After the war, aluminum rolled into town. Why, you may ask (just as my imagination does in its Dr. Watson–like voice inside my head). Elemental, I answer in my best Sherlock imitation. Ductility and malleability are aluminum’s middle names. It can be stretched and pressed within an inch of its life,  2.34 x 10-4 inches to be exact. Aluminum, nickname Al, is a one-eyed all-American element with the number 13 tattooed on its arm. If you don’t believe me (about the eye), try using the British spelling, aluminium, on my computer. If you’re like me you have my sympathy but if you are, you will be delighted that it now rhymes with potassium.
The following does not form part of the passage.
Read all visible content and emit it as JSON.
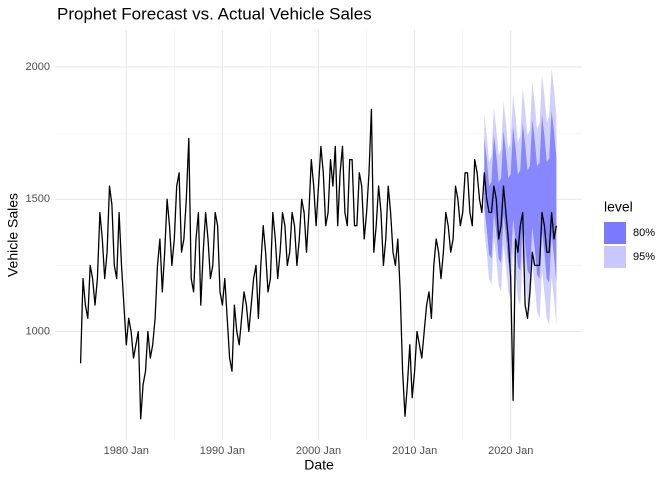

Brace yourself, however, because you will also discover it rhymes with the odium of Miss Spellcheck, Microsoft’s unforgiving editor, who will scribble her furious red line at the very idea of aluminum as a two-eyed element.

 

All of this background information leads to the question: Why wouldn’t Aluminum Man make it in the top ten list of superheroes? Iron Man made it. Does he have more mettle, is he steamier, or is he just hotter?

 

Iron Man is denser than Aluminum Man, so maybe brute strength wins over brains, at least periodically. Aluminum Man resists corrosion better than Iron Man, but he tends to crumple under pressure. And although Aluminum Man is a good conductor (that’s his alterego), he’ll never play at Carnegie Hall.

 

When my imagination first started talking about Aluminum Man, I assumed that no such character existed. I looked forward to developing the character, gaining worldwide fame, and retiring some place warm and balmy. Sadly, he does exist. I know because I looked it up on the Internet.

 

And that, of course, leads to the question, Why is the Internet like a broken refrigerator? Because it spoils everything.